Most economists had expected a 50 basis point rise. At 2.60 percent, the OCR sits at the bottom of the RBA’s neutral band of 2.5 to 3 percent. The RBA believes this neutral band is where the OCR neither stimulates or contracts from economic growth. With the monthly headline inflation indicator sitting at 6.8 percent, most believe the RBA still has quiet some work to do, hence the surprise.
As the local currency falls, imported goods become more expensive, only adding to the challenge the central bank faces in controlling inflation.
Prior to the RBA meeting on the 4th October, the average exchange rate for the year was hovering just over 71 cents.
Today, the Australian dollar closed at 61.96 cents, down 4.9 percent from the RBA meeting and down almost 15 percent from the average of the 71 cent average.
The result means imported goods will be 4.9 percent more expensive since the RBA meeting. This will have an immediate effect on the consumer who is directly importing their own goods (at the time of payment), but may take a longer time to work through for goods sold by Australian retailers (such as washing machines and refrigerators) as local inventory is depleted and new stock ordered.
It will also effect the cost of imported fuels such as unleaded and diesel fuels, although the prices of these commodities are, in itself volatile and will also influence the price paid at the pump.
Thursday night (Australian time) the U.S. Bureau of Labor Statistics released the September CPI print showing consumer prices in the United States rose 0.4 percent in September to bring annual headline inflation to 8.2 percent, down slightly from 8.3 percent recorded in August.

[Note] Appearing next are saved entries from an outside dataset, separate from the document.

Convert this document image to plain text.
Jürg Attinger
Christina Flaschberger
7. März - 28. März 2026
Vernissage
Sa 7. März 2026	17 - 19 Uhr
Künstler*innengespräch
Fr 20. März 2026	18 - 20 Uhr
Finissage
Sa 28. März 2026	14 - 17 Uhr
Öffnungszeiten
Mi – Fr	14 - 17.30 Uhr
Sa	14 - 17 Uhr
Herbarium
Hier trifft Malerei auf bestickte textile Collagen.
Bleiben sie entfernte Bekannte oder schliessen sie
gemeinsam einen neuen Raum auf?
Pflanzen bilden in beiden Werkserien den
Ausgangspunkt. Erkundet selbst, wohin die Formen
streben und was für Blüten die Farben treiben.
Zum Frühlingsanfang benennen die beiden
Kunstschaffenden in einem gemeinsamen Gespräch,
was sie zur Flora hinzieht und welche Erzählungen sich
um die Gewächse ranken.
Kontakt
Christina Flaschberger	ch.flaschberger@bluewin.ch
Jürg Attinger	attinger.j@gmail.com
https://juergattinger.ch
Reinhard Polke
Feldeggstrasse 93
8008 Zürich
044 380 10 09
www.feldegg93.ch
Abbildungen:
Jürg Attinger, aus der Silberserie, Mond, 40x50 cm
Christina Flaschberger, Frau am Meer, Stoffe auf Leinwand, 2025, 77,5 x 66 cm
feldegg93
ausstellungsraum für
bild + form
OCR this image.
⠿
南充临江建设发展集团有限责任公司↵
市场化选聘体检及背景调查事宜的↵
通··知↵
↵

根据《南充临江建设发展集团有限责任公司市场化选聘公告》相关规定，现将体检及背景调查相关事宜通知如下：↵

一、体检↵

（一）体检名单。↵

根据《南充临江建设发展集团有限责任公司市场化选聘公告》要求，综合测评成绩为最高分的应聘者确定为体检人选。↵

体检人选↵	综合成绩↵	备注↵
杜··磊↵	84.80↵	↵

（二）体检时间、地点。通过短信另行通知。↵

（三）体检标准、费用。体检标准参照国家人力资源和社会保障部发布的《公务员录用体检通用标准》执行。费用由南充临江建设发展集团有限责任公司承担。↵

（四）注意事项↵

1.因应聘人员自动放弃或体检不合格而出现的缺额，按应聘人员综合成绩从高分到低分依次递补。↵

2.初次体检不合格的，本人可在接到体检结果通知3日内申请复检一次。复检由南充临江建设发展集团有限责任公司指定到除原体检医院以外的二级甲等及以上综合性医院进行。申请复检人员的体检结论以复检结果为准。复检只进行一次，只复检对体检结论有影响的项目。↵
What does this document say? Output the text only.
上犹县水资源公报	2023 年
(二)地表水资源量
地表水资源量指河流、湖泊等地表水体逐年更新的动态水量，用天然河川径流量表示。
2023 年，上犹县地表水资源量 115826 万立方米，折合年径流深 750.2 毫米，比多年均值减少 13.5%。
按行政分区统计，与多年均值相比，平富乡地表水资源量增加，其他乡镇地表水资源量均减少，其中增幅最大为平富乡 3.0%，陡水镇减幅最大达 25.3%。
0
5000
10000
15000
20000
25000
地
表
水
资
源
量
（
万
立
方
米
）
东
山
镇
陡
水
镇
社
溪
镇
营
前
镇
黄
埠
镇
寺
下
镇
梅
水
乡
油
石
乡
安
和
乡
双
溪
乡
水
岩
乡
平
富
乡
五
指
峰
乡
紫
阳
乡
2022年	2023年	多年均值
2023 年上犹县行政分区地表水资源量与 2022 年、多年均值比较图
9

However, the real concern rests with hot core inflation which rose 0.6 percent for the month to an annual pace of 6.6 percent, the highest level since August 1982. Core inflation strips out volatile food and energy prices and is the metric more commonly used by central banks. It is showing inflation is becoming more entrenched in everyday goods and services and will hence be harder to contain.
The undesirable result gives more support for the Federal Reserve to hike rates by another 75 basis points at its next meeting in early November and has resulted in the Australian dollar losing 1.62 percent on Friday alone.
RBA Melbourne Cup Day Meeting
If the RBA decides on Melbourne Cup day to only raise rates by 25 basis points as now widely expected, then we can expect a further deterioration in the Australian dollar and more imported inflation in the year ahead. Already, the bond market is predicting rates might not peak now until 2024 – effectively rates will be higher for longer as the RBA takes a slow but steady approach.
This month’s moment in exchange rates demonstrates the narrow path ahead for the Reserve Bank in controlling inflation and engineering a soft landing.